Edwin H. Friedman says a number of good and helpful things in his book on leadership A Failure of Nerve: Leadership in the Age of the Quick Fix. Too easily, he says, we allow our emotional engagement in a system to lead to a sort of gridlock that kills imagination and shuts leaders off from exciting possibilities. He’s right. But like many good books on leadership Friedman overstates his case, bases it upon what appear to be wild generalizations, and takes too long to say it. I’m clearly not a fan of books on leadership (except this one!).
As an example of innovation freed from such constraints, Friedman points to the courage and innovation of Christopher Columbus to whom he credits the restoration of European greatness. In so doing, Friedman paints a picture of European malaise drawn from a 1493 publication called the “Nuremberg Chronicle”. We ought always to be suspicious of points made by reference to single ancient texts. And preachers, no less than leadership gurus, are guilty of this.
Imagine in the wake of a nuclear holocaust or zombie apocalypse, the only historical record of our age several hundred years into the future are several fragmentary speeches of Donald Trump.
We would not want generalizations made about life now based upon such sketchy evidence. Rodney Stark, a Baylor sociologist, speaking of the late Roman Empire as an “experienced pollster” has reminded us that we ought not to characterize
“…the ‘feelings and thoughts of fifty-million people’ on the basis of a few fragmentary literay quotations.” (The Rise of Christianity, page 200)
This reminds me of the caution that writer Barbara Tuchman developed in her own presentation of medieval history A Distant Mirror. The negative will always be over-reported.
“A…hazard, built into the very nature of recorded history, is overload of the negative: the disproportionate survival of the bad side—of evil, misery, contention, and harm. In history this is exactly the same as in the daily newspaper. The moral does not make news. History is made by the documents that survive, and these lean heavily on crisis and calamity, crime and misbehavior, because such things are the subject matter of the documentary process—of lawsuits, treaties, moralists’ denunciations, literary satire, Papal Bulls. No Pope ever issued a Bull to approve of something….
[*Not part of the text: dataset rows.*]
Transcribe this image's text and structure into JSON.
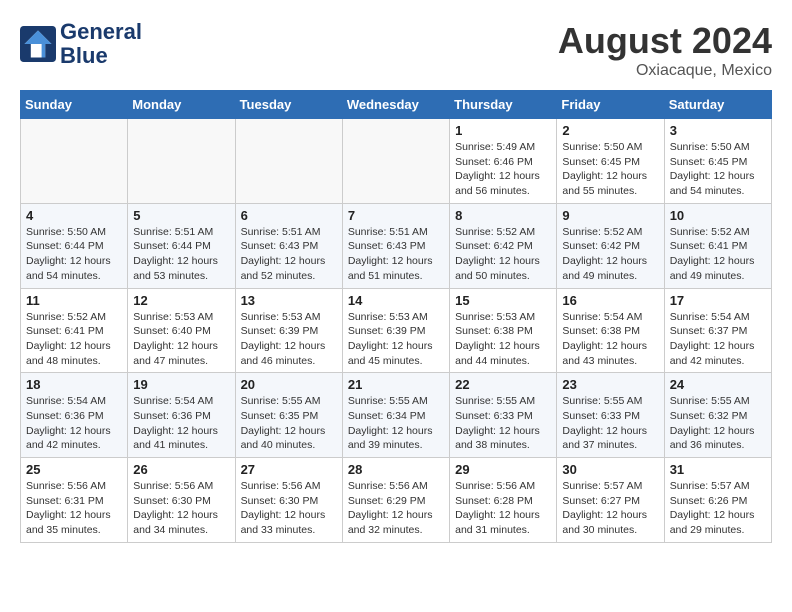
{
  "logo": {
    "name": "GeneralBlue",
    "line1": "General",
    "line2": "Blue"
  },
  "title": {
    "month_year": "August 2024",
    "location": "Oxiacaque, Mexico"
  },
  "days_of_week": [
    "Sunday",
    "Monday",
    "Tuesday",
    "Wednesday",
    "Thursday",
    "Friday",
    "Saturday"
  ],
  "weeks": [
    {
      "days": [
        {
          "num": "",
          "info": ""
        },
        {
          "num": "",
          "info": ""
        },
        {
          "num": "",
          "info": ""
        },
        {
          "num": "",
          "info": ""
        },
        {
          "num": "1",
          "info": "Sunrise: 5:49 AM\nSunset: 6:46 PM\nDaylight: 12 hours\nand 56 minutes."
        },
        {
          "num": "2",
          "info": "Sunrise: 5:50 AM\nSunset: 6:45 PM\nDaylight: 12 hours\nand 55 minutes."
        },
        {
          "num": "3",
          "info": "Sunrise: 5:50 AM\nSunset: 6:45 PM\nDaylight: 12 hours\nand 54 minutes."
        }
      ]
    },
    {
      "days": [
        {
          "num": "4",
          "info": "Sunrise: 5:50 AM\nSunset: 6:44 PM\nDaylight: 12 hours\nand 54 minutes."
        },
        {
          "num": "5",
          "info": "Sunrise: 5:51 AM\nSunset: 6:44 PM\nDaylight: 12 hours\nand 53 minutes."
        },
        {
          "num": "6",
          "info": "Sunrise: 5:51 AM\nSunset: 6:43 PM\nDaylight: 12 hours\nand 52 minutes."
        },
        {
          "num": "7",
          "info": "Sunrise: 5:51 AM\nSunset: 6:43 PM\nDaylight: 12 hours\nand 51 minutes."
        },
        {
          "num": "8",
          "info": "Sunrise: 5:52 AM\nSunset: 6:42 PM\nDaylight: 12 hours\nand 50 minutes."
        },
        {
          "num": "9",
          "info": "Sunrise: 5:52 AM\nSunset: 6:42 PM\nDaylight: 12 hours\nand 49 minutes."
        },
        {
          "num": "10",
          "info": "Sunrise: 5:52 AM\nSunset: 6:41 PM\nDaylight: 12 hours\nand 49 minutes."
        }
      ]
    },
    {
      "days": [
        {
          "num": "11",
          "info": "Sunrise: 5:52 AM\nSunset: 6:41 PM\nDaylight: 12 hours\nand 48 minutes."
        },
        {
          "num": "12",
          "info": "Sunrise: 5:53 AM\nSunset: 6:40 PM\nDaylight: 12 hours\nand 47 minutes."
        },
        {
          "num": "13",
          "info": "Sunrise: 5:53 AM\nSunset: 6:39 PM\nDaylight: 12 hours\nand 46 minutes."
        },
        {
          "num": "14",
          "info": "Sunrise: 5:53 AM\nSunset: 6:39 PM\nDaylight: 12 hours\nand 45 minutes."
        },
        {
          "num": "15",
          "info": "Sunrise: 5:53 AM\nSunset: 6:38 PM\nDaylight: 12 hours\nand 44 minutes."
        },
        {
          "num": "16",
          "info": "Sunrise: 5:54 AM\nSunset: 6:38 PM\nDaylight: 12 hours\nand 43 minutes."
        },
        {
          "num": "17",
          "info": "Sunrise: 5:54 AM\nSunset: 6:37 PM\nDaylight: 12 hours\nand 42 minutes."
        }
      ]
    },
    {
      "days": [
        {
          "num": "18",
          "info": "Sunrise: 5:54 AM\nSunset: 6:36 PM\nDaylight: 12 hours\nand 42 minutes."
        },
        {
          "num": "19",
          "info": "Sunrise: 5:54 AM\nSunset: 6:36 PM\nDaylight: 12 hours\nand 41 minutes."
        },
        {
          "num": "20",
          "info": "Sunrise: 5:55 AM\nSunset: 6:35 PM\nDaylight: 12 hours\nand 40 minutes."
        },
        {
          "num": "21",
          "info": "Sunrise: 5:55 AM\nSunset: 6:34 PM\nDaylight: 12 hours\nand 39 minutes."
        },
        {
          "num": "22",
          "info": "Sunrise: 5:55 AM\nSunset: 6:33 PM\nDaylight: 12 hours\nand 38 minutes."
        },
        {
          "num": "23",
          "info": "Sunrise: 5:55 AM\nSunset: 6:33 PM\nDaylight: 12 hours\nand 37 minutes."
        },
        {
          "num": "24",
          "info": "Sunrise: 5:55 AM\nSunset: 6:32 PM\nDaylight: 12 hours\nand 36 minutes."
        }
      ]
    },
    {
      "days": [
        {
          "num": "25",
          "info": "Sunrise: 5:56 AM\nSunset: 6:31 PM\nDaylight: 12 hours\nand 35 minutes."
        },
        {
          "num": "26",
          "info": "Sunrise: 5:56 AM\nSunset: 6:30 PM\nDaylight: 12 hours\nand 34 minutes."
        },
        {
          "num": "27",
          "info": "Sunrise: 5:56 AM\nSunset: 6:30 PM\nDaylight: 12 hours\nand 33 minutes."
        },
        {
          "num": "28",
          "info": "Sunrise: 5:56 AM\nSunset: 6:29 PM\nDaylight: 12 hours\nand 32 minutes."
        },
        {
          "num": "29",
          "info": "Sunrise: 5:56 AM\nSunset: 6:28 PM\nDaylight: 12 hours\nand 31 minutes."
        },
        {
          "num": "30",
          "info": "Sunrise: 5:57 AM\nSunset: 6:27 PM\nDaylight: 12 hours\nand 30 minutes."
        },
        {
          "num": "31",
          "info": "Sunrise: 5:57 AM\nSunset: 6:26 PM\nDaylight: 12 hours\nand 29 minutes."
        }
      ]
    }
  ]
}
“Disaster is rarely as pervasive as it seems from recorded accounts. The fact of being on the record makes it appear continuous and ubiquitous whereas it is more likely to have been sporadic both in time and place.” (pages xviii-xvix)
Writing this in 1978 Tuchman had never heard of the internet, or imagined how it could magnify this tendency.
I say all this to urge caution in the generalizations that we accept as true. I say it as well as a caution that we not be those, especially we who are preachers, who further mistaken conclusions by making them or repeating them.